Henry Dagg and Evan Parker: album launch event
Album release show for
THEN THROUGH NOW
by Henry Dagg and Evan Parker
Support: Filter Feeder
****
THE ARTISTS:
Henry Dagg is a composer, improvisor, sound sculptor and builder of experimental musical instruments who formerly worked as a sound engineer for the BBC. His works include the Sharpsichord, a pin barrel harp commissioned for the English Folk Dance and Song Society, and a pair of steel sculptural musical gates for Rochester Independent College.
“What he’s doing is a very serious body of work. Henry’s not an ordinary commercial artist/musician; he seeks perfection, and he’ll get it at any cost.”
— Brian Pain, Rochester Independent College
Evan Parker improvises on the tenor and soprano saxophone, and has performed live and recorded extensively across the UK and internationally. He has pioneered or substantially expanded an array of extended techniques for the saxophone.
“The UK’s greatest exponent of free jazz.”
— Mike Hobart, Financial Times
*************
THE ALBUM:
“It’s an exhilarating soundscape, showcasing not only the wide range of Parker’s musical abilities, but also the quiet and focussed attention to sound and detail that Dagg brought to both the initial live proceedings and the studio work which followed … A remarkable report back from the world of new and improvised music, beautifully recorded, designed and packaged.”
— International Times, on THEN THROUGH NOW
Henry and Evan improvised together for the first time as part of the Free Range series in Canterbury, Kent, on December 2, 2021. For the performance, Evan played soprano saxophone, and Henry developed a new electronic instrument called the Stage Cage, to both process Evan’s live sound as well as generate its own sounds.
The Stage Cage includes four valve test-oscillators, a pair of ring modulators, frequency shifter, chromatic zither, and a variable tape delay system (consisting of two quarter-inch tape machines, eight feet apart – the first machine records, and the tape runs past moveable playback heads to the second machine, allowing several replays). Henry’s main performance interface is a ‘dynamic router’: a five-key controller, which is the bridge between most of the components of the Stage Cage.

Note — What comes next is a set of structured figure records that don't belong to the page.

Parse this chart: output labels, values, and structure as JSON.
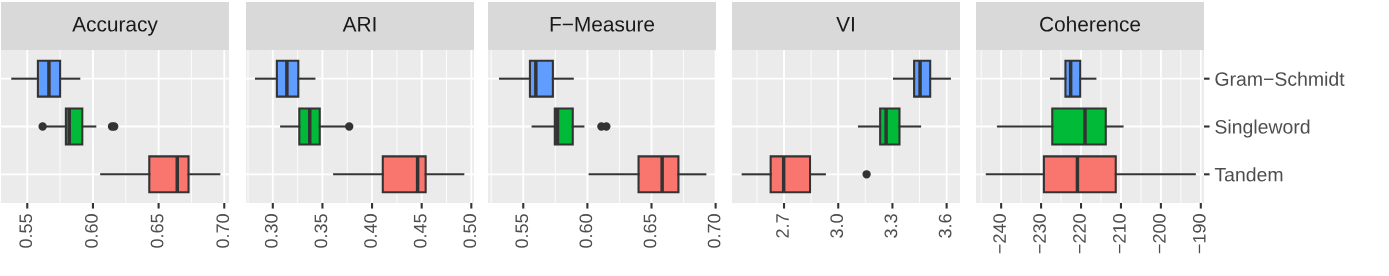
{
  "chart_data": [
    {
      "type": "box",
      "title": "Accuracy",
      "orientation": "horizontal",
      "categories": [
        null,
        null,
        null
      ],
      "colors": [
        "#619cff",
        "#00ba38",
        "#f8766d"
      ],
      "grid": true,
      "tick_labels": "x",
      "xlim": [
        0.53,
        0.7036
      ],
      "xticks": [
        {
          "value": 0.55,
          "label": "0.55"
        },
        {
          "value": 0.6,
          "label": "0.60"
        },
        {
          "value": 0.65,
          "label": "0.65"
        },
        {
          "value": 0.7,
          "label": "0.70"
        }
      ],
      "boxes": [
        {
          "low": 0.5386,
          "q1": 0.5581,
          "median": 0.5665,
          "q3": 0.575,
          "high": 0.5896
        },
        {
          "low": 0.563,
          "q1": 0.5794,
          "median": 0.582,
          "q3": 0.5919,
          "high": 0.6018,
          "outliers": [
            0.5617,
            0.6145,
            0.6162
          ]
        },
        {
          "low": 0.6063,
          "q1": 0.6429,
          "median": 0.6642,
          "q3": 0.6728,
          "high": 0.6962
        }
      ]
    },
    {
      "type": "box",
      "title": "ARI",
      "orientation": "horizontal",
      "categories": [
        null,
        null,
        null
      ],
      "colors": [
        "#619cff",
        "#00ba38",
        "#f8766d"
      ],
      "grid": true,
      "tick_labels": "x",
      "xlim": [
        0.273,
        0.5027
      ],
      "xticks": [
        {
          "value": 0.3,
          "label": "0.30"
        },
        {
          "value": 0.35,
          "label": "0.35"
        },
        {
          "value": 0.4,
          "label": "0.40"
        },
        {
          "value": 0.45,
          "label": "0.45"
        },
        {
          "value": 0.5,
          "label": "0.50"
        }
      ],
      "boxes": [
        {
          "low": 0.2831,
          "q1": 0.3041,
          "median": 0.3142,
          "q3": 0.3257,
          "high": 0.3419
        },
        {
          "low": 0.3084,
          "q1": 0.3267,
          "median": 0.3372,
          "q3": 0.3473,
          "high": 0.374,
          "outliers": [
            0.377
          ]
        },
        {
          "low": 0.3618,
          "q1": 0.4108,
          "median": 0.4459,
          "q3": 0.454,
          "high": 0.4919
        }
      ]
    },
    {
      "type": "box",
      "title": "F−Measure",
      "orientation": "horizontal",
      "categories": [
        null,
        null,
        null
      ],
      "colors": [
        "#619cff",
        "#00ba38",
        "#f8766d"
      ],
      "grid": true,
      "tick_labels": "x",
      "xlim": [
        0.5225,
        0.7003
      ],
      "xticks": [
        {
          "value": 0.55,
          "label": "0.55"
        },
        {
          "value": 0.6,
          "label": "0.60"
        },
        {
          "value": 0.65,
          "label": "0.65"
        },
        {
          "value": 0.7,
          "label": "0.70"
        }
      ],
      "boxes": [
        {
          "low": 0.5319,
          "q1": 0.5552,
          "median": 0.5598,
          "q3": 0.5731,
          "high": 0.5886
        },
        {
          "low": 0.5573,
          "q1": 0.5746,
          "median": 0.5767,
          "q3": 0.5886,
          "high": 0.5969,
          "outliers": [
            0.6109,
            0.6148
          ]
        },
        {
          "low": 0.6018,
          "q1": 0.6399,
          "median": 0.6583,
          "q3": 0.671,
          "high": 0.692
        }
      ]
    },
    {
      "type": "box",
      "title": "VI",
      "orientation": "horizontal",
      "categories": [
        null,
        null,
        null
      ],
      "colors": [
        "#619cff",
        "#00ba38",
        "#f8766d"
      ],
      "grid": true,
      "tick_labels": "x",
      "xlim": [
        2.412,
        3.674
      ],
      "xticks": [
        2.7,
        {
          "value": 3.0,
          "label": "3.0"
        },
        3.3,
        3.6
      ],
      "boxes": [
        {
          "low": 3.309,
          "q1": 3.42,
          "median": 3.453,
          "q3": 3.509,
          "high": 3.618
        },
        {
          "low": 3.115,
          "q1": 3.232,
          "median": 3.265,
          "q3": 3.339,
          "high": 3.453
        },
        {
          "low": 2.471,
          "q1": 2.626,
          "median": 2.698,
          "q3": 2.844,
          "high": 2.926,
          "outliers": [
            3.157
          ]
        }
      ]
    },
    {
      "type": "box",
      "title": "Coherence",
      "orientation": "horizontal",
      "categories": [
        "Gram−Schmidt",
        "Singleword",
        "Tandem"
      ],
      "colors": [
        "#619cff",
        "#00ba38",
        "#f8766d"
      ],
      "grid": true,
      "xlim": [
        -246.3,
        -189.2
      ],
      "xticks": [
        {
          "value": -240,
          "label": "−240"
        },
        {
          "value": -230,
          "label": "−230"
        },
        {
          "value": -220,
          "label": "−220"
        },
        {
          "value": -210,
          "label": "−210"
        },
        {
          "value": -200,
          "label": "−200"
        },
        {
          "value": -190,
          "label": "−190"
        }
      ],
      "boxes": [
        {
          "low": -227.5,
          "q1": -223.9,
          "median": -222.6,
          "q3": -220.2,
          "high": -216.4
        },
        {
          "low": -240.8,
          "q1": -227.2,
          "median": -219.0,
          "q3": -213.8,
          "high": -209.6
        },
        {
          "low": -243.6,
          "q1": -229.3,
          "median": -220.9,
          "q3": -211.3,
          "high": -191.5
        }
      ]
    }
  ]
}
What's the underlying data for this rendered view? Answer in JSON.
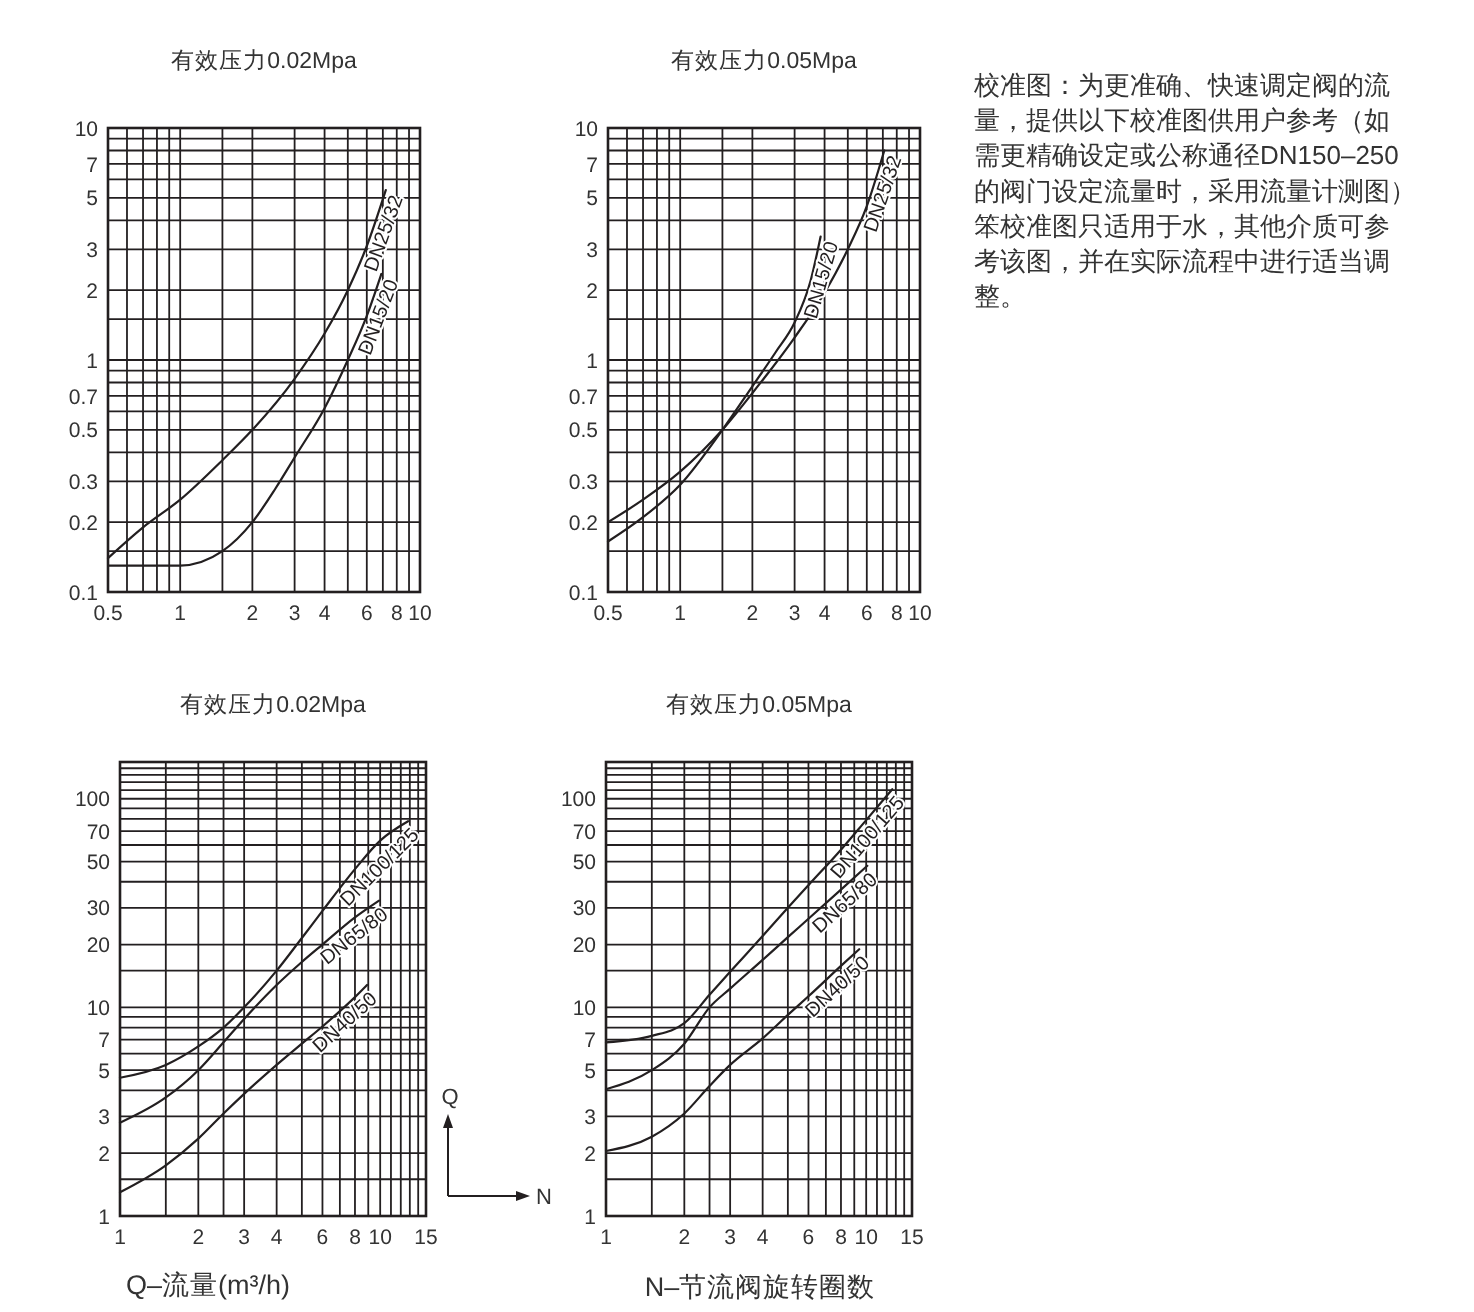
{
  "chart_data": [
    {
      "type": "line",
      "title": "有效压力0.02Mpa",
      "log": "xy",
      "xlim": [
        0.5,
        10
      ],
      "xticks": [
        0.5,
        {
          "value": 0.6,
          "label": null
        },
        {
          "value": 0.7,
          "label": null
        },
        {
          "value": 0.8,
          "label": null
        },
        {
          "value": 0.9,
          "label": null
        },
        1,
        {
          "value": 1.5,
          "label": null
        },
        2,
        3,
        4,
        {
          "value": 5,
          "label": null
        },
        6,
        {
          "value": 7,
          "label": null
        },
        8,
        {
          "value": 9,
          "label": null
        },
        10
      ],
      "ylim": [
        0.1,
        10
      ],
      "yticks": [
        0.1,
        {
          "value": 0.15,
          "label": null
        },
        0.2,
        0.3,
        {
          "value": 0.4,
          "label": null
        },
        0.5,
        {
          "value": 0.6,
          "label": null
        },
        0.7,
        {
          "value": 0.8,
          "label": null
        },
        {
          "value": 0.9,
          "label": null
        },
        1,
        {
          "value": 1.5,
          "label": null
        },
        2,
        3,
        {
          "value": 4,
          "label": null
        },
        5,
        {
          "value": 6,
          "label": null
        },
        7,
        {
          "value": 8,
          "label": null
        },
        {
          "value": 9,
          "label": null
        },
        10
      ],
      "grid": true,
      "series": [
        {
          "name": "DN25/32",
          "color": "#231f20",
          "x": [
            0.5,
            0.7,
            1,
            1.5,
            2,
            3,
            4,
            5,
            6,
            7.2
          ],
          "values": [
            0.14,
            0.19,
            0.25,
            0.37,
            0.5,
            0.83,
            1.3,
            2,
            3.1,
            5.4
          ]
        },
        {
          "name": "DN15/20",
          "color": "#231f20",
          "x": [
            0.5,
            0.7,
            1,
            1.5,
            2,
            2.5,
            3,
            4,
            5,
            6,
            6.9
          ],
          "values": [
            0.13,
            0.13,
            0.13,
            0.15,
            0.2,
            0.28,
            0.38,
            0.62,
            1,
            1.55,
            2.35
          ]
        }
      ]
    },
    {
      "type": "line",
      "title": "有效压力0.05Mpa",
      "log": "xy",
      "xlim": [
        0.5,
        10
      ],
      "xticks": [
        0.5,
        {
          "value": 0.6,
          "label": null
        },
        {
          "value": 0.7,
          "label": null
        },
        {
          "value": 0.8,
          "label": null
        },
        {
          "value": 0.9,
          "label": null
        },
        1,
        {
          "value": 1.5,
          "label": null
        },
        2,
        3,
        4,
        {
          "value": 5,
          "label": null
        },
        6,
        {
          "value": 7,
          "label": null
        },
        8,
        {
          "value": 9,
          "label": null
        },
        10
      ],
      "ylim": [
        0.1,
        10
      ],
      "yticks": [
        0.1,
        {
          "value": 0.15,
          "label": null
        },
        0.2,
        0.3,
        {
          "value": 0.4,
          "label": null
        },
        0.5,
        {
          "value": 0.6,
          "label": null
        },
        0.7,
        {
          "value": 0.8,
          "label": null
        },
        {
          "value": 0.9,
          "label": null
        },
        1,
        {
          "value": 1.5,
          "label": null
        },
        2,
        3,
        {
          "value": 4,
          "label": null
        },
        5,
        {
          "value": 6,
          "label": null
        },
        7,
        {
          "value": 8,
          "label": null
        },
        {
          "value": 9,
          "label": null
        },
        10
      ],
      "grid": true,
      "series": [
        {
          "name": "DN25/32",
          "color": "#231f20",
          "x": [
            0.5,
            0.7,
            1,
            1.5,
            2,
            3,
            4,
            5,
            6,
            7.1
          ],
          "values": [
            0.2,
            0.25,
            0.33,
            0.5,
            0.72,
            1.25,
            1.95,
            3,
            4.6,
            8
          ]
        },
        {
          "name": "DN15/20",
          "color": "#231f20",
          "x": [
            0.5,
            0.7,
            1,
            1.5,
            2,
            2.5,
            3,
            3.5,
            3.85
          ],
          "values": [
            0.165,
            0.21,
            0.29,
            0.5,
            0.77,
            1.08,
            1.45,
            2.2,
            3.4
          ]
        }
      ]
    },
    {
      "type": "line",
      "title": "有效压力0.02Mpa",
      "log": "xy",
      "xlim": [
        1,
        15
      ],
      "xticks": [
        1,
        {
          "value": 1.5,
          "label": null
        },
        2,
        {
          "value": 2.5,
          "label": null
        },
        3,
        4,
        {
          "value": 5,
          "label": null
        },
        6,
        {
          "value": 7,
          "label": null
        },
        8,
        {
          "value": 9,
          "label": null
        },
        10,
        {
          "value": 11,
          "label": null
        },
        {
          "value": 12,
          "label": null
        },
        {
          "value": 13,
          "label": null
        },
        {
          "value": 14,
          "label": null
        },
        15
      ],
      "ylim": [
        1,
        150
      ],
      "yticks": [
        1,
        {
          "value": 1.5,
          "label": null
        },
        2,
        3,
        {
          "value": 4,
          "label": null
        },
        5,
        {
          "value": 6,
          "label": null
        },
        7,
        {
          "value": 8,
          "label": null
        },
        {
          "value": 9,
          "label": null
        },
        10,
        {
          "value": 15,
          "label": null
        },
        20,
        30,
        {
          "value": 40,
          "label": null
        },
        50,
        {
          "value": 60,
          "label": null
        },
        70,
        {
          "value": 80,
          "label": null
        },
        {
          "value": 90,
          "label": null
        },
        100,
        {
          "value": 110,
          "label": null
        },
        {
          "value": 120,
          "label": null
        },
        {
          "value": 130,
          "label": null
        },
        {
          "value": 140,
          "label": null
        }
      ],
      "grid": true,
      "series": [
        {
          "name": "DN100/125",
          "color": "#231f20",
          "x": [
            1,
            1.5,
            2,
            2.5,
            3,
            4,
            5,
            6,
            8,
            10,
            12.8
          ],
          "values": [
            4.6,
            5.3,
            6.5,
            8,
            10,
            15,
            21.5,
            29,
            46,
            63,
            78
          ]
        },
        {
          "name": "DN65/80",
          "color": "#231f20",
          "x": [
            1,
            1.5,
            2,
            2.5,
            3,
            4,
            5,
            6,
            8,
            9.9
          ],
          "values": [
            2.8,
            3.7,
            5,
            6.8,
            8.8,
            12.8,
            16.5,
            20,
            27,
            32.5
          ]
        },
        {
          "name": "DN40/50",
          "color": "#231f20",
          "x": [
            1,
            1.5,
            2,
            2.5,
            3,
            4,
            5,
            6,
            8,
            8.9
          ],
          "values": [
            1.3,
            1.75,
            2.35,
            3.1,
            3.85,
            5.3,
            6.7,
            8.1,
            11.2,
            12.8
          ]
        }
      ],
      "annotations": [
        "Q",
        "N",
        "Q–流量(m³/h)"
      ]
    },
    {
      "type": "line",
      "title": "有效压力0.05Mpa",
      "log": "xy",
      "xlim": [
        1,
        15
      ],
      "xticks": [
        1,
        {
          "value": 1.5,
          "label": null
        },
        2,
        {
          "value": 2.5,
          "label": null
        },
        3,
        4,
        {
          "value": 5,
          "label": null
        },
        6,
        {
          "value": 7,
          "label": null
        },
        8,
        {
          "value": 9,
          "label": null
        },
        10,
        {
          "value": 11,
          "label": null
        },
        {
          "value": 12,
          "label": null
        },
        {
          "value": 13,
          "label": null
        },
        {
          "value": 14,
          "label": null
        },
        15
      ],
      "ylim": [
        1,
        150
      ],
      "yticks": [
        1,
        {
          "value": 1.5,
          "label": null
        },
        2,
        3,
        {
          "value": 4,
          "label": null
        },
        5,
        {
          "value": 6,
          "label": null
        },
        7,
        {
          "value": 8,
          "label": null
        },
        {
          "value": 9,
          "label": null
        },
        10,
        {
          "value": 15,
          "label": null
        },
        20,
        30,
        {
          "value": 40,
          "label": null
        },
        50,
        {
          "value": 60,
          "label": null
        },
        70,
        {
          "value": 80,
          "label": null
        },
        {
          "value": 90,
          "label": null
        },
        100,
        {
          "value": 110,
          "label": null
        },
        {
          "value": 120,
          "label": null
        },
        {
          "value": 130,
          "label": null
        },
        {
          "value": 140,
          "label": null
        }
      ],
      "grid": true,
      "series": [
        {
          "name": "DN100/125",
          "color": "#231f20",
          "x": [
            1,
            1.5,
            2,
            2.5,
            3,
            4,
            5,
            6,
            8,
            10,
            12.6
          ],
          "values": [
            6.8,
            7.3,
            8.4,
            11.5,
            14.8,
            22,
            30,
            38.5,
            57,
            79,
            111
          ]
        },
        {
          "name": "DN65/80",
          "color": "#231f20",
          "x": [
            1,
            1.5,
            2,
            2.5,
            3,
            4,
            5,
            6,
            8,
            10.1
          ],
          "values": [
            4.05,
            5,
            6.7,
            10,
            12.3,
            16.9,
            21.7,
            26.6,
            36.7,
            47.7
          ]
        },
        {
          "name": "DN40/50",
          "color": "#231f20",
          "x": [
            1,
            1.5,
            2,
            2.5,
            3,
            4,
            5,
            6,
            8,
            9.4
          ],
          "values": [
            2.05,
            2.4,
            3.1,
            4.2,
            5.3,
            7.1,
            9.2,
            11.3,
            15.8,
            19
          ]
        }
      ],
      "annotations": [
        "N–节流阀旋转圈数"
      ]
    },
    {
      "type": "other",
      "annotations": [
        "校准图：为更准确、快速调定阀的流量，提供以下校准图供用户参考（如需更精确设定或公称通径DN150–250的阀门设定流量时，采用流量计测图）笨校准图只适用于水，其他介质可参考该图，并在实际流程中进行适当调整。"
      ]
    }
  ]
}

Towards the end of the performance, the tape machines were stopped, their reels reversed and set to play: the improvisation from then on was overlaid by a reverse reproduction of what Henry and Evan had already been performing, with the reverse recording itself also being subjected to various treatments.
The live recording was subsequently developed by Henry for this 56 minute album.
Henry and Evan will be improvising at this album release show.